If James Cameron’s upcoming 3-D blockbuster “Avatar” doesn’t look like your kind of thing, perhaps you’ll be interested in a smaller, more serious 3-D film from the man who gave us “Titanic.” Following all of last week's "Avatar" hype, the Oscar-winning filmmaker is back in the news for a much different project he’s shepherding called “Sanctum.” This film will also be made with Cameron’s new 3-D cameras and technology, but it will be more independent and have a much, much, much lower budget ($30 million).
“Sanctum” is based on a true story about a diving expedition gone wrong, though this is no underwater documentary a la "Ghosts of the Abyss." For one thing, Cameron’s not directing. Instead, Australian filmmaker Alister Grierson will be taking the helm in a partnership being compared to the recent mentoring team-up of Neill Blomkamp and Peter Jackson for “District 9.” Also, the film will be a scripted dramatization of the real events rather than a straight work of nonfiction.
The premise sounds like an underwater version of the dramatized documentary “Touching the Void,” in that it’s about an accident and the ensuing rescue operation.

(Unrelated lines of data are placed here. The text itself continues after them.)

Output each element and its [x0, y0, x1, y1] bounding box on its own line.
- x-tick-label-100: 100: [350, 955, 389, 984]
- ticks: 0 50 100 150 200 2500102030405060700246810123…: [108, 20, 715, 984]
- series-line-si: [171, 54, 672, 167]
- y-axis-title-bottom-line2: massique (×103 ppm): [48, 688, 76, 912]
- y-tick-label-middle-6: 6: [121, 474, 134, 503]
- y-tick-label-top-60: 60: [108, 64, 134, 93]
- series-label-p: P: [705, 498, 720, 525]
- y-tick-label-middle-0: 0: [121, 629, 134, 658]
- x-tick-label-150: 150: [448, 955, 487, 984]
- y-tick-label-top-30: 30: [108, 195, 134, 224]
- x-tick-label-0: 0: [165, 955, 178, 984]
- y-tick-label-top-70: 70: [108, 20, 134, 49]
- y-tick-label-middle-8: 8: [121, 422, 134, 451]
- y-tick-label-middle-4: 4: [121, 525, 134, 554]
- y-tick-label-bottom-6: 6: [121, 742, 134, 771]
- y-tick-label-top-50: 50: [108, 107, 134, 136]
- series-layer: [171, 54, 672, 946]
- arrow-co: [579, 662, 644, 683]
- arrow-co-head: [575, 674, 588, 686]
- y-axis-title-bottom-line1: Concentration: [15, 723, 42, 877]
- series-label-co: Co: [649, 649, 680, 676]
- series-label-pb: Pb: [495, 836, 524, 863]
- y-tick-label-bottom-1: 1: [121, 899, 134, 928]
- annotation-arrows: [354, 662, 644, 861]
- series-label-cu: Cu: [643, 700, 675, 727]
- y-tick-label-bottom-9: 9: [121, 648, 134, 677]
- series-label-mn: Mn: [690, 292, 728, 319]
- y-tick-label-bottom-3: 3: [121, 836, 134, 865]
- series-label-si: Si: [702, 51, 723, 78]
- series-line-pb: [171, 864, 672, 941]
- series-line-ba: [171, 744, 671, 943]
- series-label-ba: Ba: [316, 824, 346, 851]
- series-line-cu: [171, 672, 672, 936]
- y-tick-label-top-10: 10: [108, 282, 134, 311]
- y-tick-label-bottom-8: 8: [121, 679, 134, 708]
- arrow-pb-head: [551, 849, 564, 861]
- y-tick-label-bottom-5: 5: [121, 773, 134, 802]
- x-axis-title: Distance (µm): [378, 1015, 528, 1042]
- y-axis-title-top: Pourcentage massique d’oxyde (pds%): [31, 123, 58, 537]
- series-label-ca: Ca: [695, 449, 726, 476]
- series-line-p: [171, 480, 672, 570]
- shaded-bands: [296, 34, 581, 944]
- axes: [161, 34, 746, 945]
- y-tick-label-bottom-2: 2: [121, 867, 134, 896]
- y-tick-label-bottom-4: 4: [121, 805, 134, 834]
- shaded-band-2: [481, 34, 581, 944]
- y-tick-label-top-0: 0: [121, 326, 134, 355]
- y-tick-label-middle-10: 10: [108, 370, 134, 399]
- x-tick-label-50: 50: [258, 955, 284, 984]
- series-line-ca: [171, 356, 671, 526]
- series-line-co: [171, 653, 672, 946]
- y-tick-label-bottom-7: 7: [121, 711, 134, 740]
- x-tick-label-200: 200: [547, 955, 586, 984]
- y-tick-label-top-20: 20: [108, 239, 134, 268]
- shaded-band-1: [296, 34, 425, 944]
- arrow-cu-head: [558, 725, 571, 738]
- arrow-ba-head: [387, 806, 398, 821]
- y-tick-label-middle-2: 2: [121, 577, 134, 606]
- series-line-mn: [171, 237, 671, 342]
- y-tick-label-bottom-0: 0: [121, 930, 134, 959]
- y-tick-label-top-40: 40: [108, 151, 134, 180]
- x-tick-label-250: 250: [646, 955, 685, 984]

Written by John Garvin and Andrew Wight, “Sanctum” will focus on Wight’s near-death experience after a storm caused him and 15 other divers to become trapped in a remote underwater cave for two days. At the center of the plot will be the relationship between the father and son who lead the expedition.
The story has previously been depicted on film. Two decades ago, Wight produced a short documentary about the incident titled “Nullarbor Dreaming.” Wight, who has since worked with Cameron on his 3-D underwater docs “Ghosts of the Abyss” and “Aliens of the Deep,” will also be a producer on “Sanctum.”
Obviously this film won’t be as huge an event as Cameron’s “Avatar,” but it could be a big deal in terms of seeing how well a dramatic story plays out in this new 3-D technology. Mostly we’ve been seeing the format used for animation, science fiction/fantasy, musicals and horror -- all genres that depend more on spectacle than on serious, emotional storytelling. I’m interested in seeing if people are able to really care about characters in a drama while wearing those 3-D glasses.
Would you see a semi-tragic drama in 3-D, or do you think the format is only suited for spectacle? Do you have more interest in “Sanctum” because James Cameron is overseeing and presenting it?